What’s worse, many small-business owners start to run their company by looking for home runs instead of the successful singles they’ve been hitting. They start to take bigger risks in an effort to speed up their progress and only focus on a major payday as their measure of success. They reason that the greater the risk, the bigger the reward. This becomes common wisdom when a success story like WhatsApp gets publicized.

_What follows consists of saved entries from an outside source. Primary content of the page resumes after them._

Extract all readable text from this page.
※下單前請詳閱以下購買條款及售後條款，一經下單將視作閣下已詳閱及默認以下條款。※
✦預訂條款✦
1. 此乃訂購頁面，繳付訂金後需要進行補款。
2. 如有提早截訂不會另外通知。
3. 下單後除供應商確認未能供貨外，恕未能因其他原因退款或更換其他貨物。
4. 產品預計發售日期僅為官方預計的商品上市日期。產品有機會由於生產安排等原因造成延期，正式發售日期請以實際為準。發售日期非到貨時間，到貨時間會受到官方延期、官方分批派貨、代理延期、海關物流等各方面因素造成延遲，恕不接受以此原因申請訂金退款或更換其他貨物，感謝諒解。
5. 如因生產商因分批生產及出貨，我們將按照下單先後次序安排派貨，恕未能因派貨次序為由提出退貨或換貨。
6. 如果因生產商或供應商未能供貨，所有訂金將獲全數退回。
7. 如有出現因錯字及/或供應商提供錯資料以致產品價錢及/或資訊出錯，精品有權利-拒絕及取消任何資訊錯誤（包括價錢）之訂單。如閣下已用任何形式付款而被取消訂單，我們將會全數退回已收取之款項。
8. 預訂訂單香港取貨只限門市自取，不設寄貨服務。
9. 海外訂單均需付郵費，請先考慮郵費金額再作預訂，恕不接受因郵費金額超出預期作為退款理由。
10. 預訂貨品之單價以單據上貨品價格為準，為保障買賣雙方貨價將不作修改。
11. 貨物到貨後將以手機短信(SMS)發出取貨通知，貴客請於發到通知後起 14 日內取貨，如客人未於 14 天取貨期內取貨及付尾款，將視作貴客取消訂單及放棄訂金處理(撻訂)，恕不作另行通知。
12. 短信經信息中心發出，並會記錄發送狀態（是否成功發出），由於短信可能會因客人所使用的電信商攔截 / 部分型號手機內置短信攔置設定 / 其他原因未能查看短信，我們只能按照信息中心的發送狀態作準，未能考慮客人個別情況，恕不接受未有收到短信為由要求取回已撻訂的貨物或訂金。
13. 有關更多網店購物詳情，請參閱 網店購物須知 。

Forget the giant risks. It’s much safer and ultimately more effective to make a small decision, examine its result and learn what you can from it. Based on the outcome, make another decision. Think of each small decision as another piece in completing a complicated jigsaw puzzle that lasts for years. Never pin the future of a company on one decision, move or resource. “Playing for all the marbles” may make a good motivational slogan to put on a T-shirt, but it has no real place in business.
These are the small steps business owners should take to find big success:
On the next huge customer: Downsize expectations. Start with small sales goals. No matter how big the opportunity or how famous the brand, keep the excitement in check. While you may not want to treat them like just another customer, assume sales will build very slowly over a longer period of time.
On the next product line: What have the initial customers said about the product? How can it be rolled out in a small release to ensure it works as expected? Most products take time to be adapted by the marketplace, which usually only happens when supported by a substantial marketing budget. Test, test and test. Do this before making a large investment in project development or marketing. Can the people who feel the void in the market also pay to have it filled? This is only demonstrated by repeat paying customers (and referrals), and not with what prospects say when you survey them. Many people will say yes when surveyed, but few will say yes when you actually ask them for money.
While there’s nothing wrong with winning the lottery, most of us won’t. We have to smile at this type of success, but then go back to the painstaking daily steps of building a company.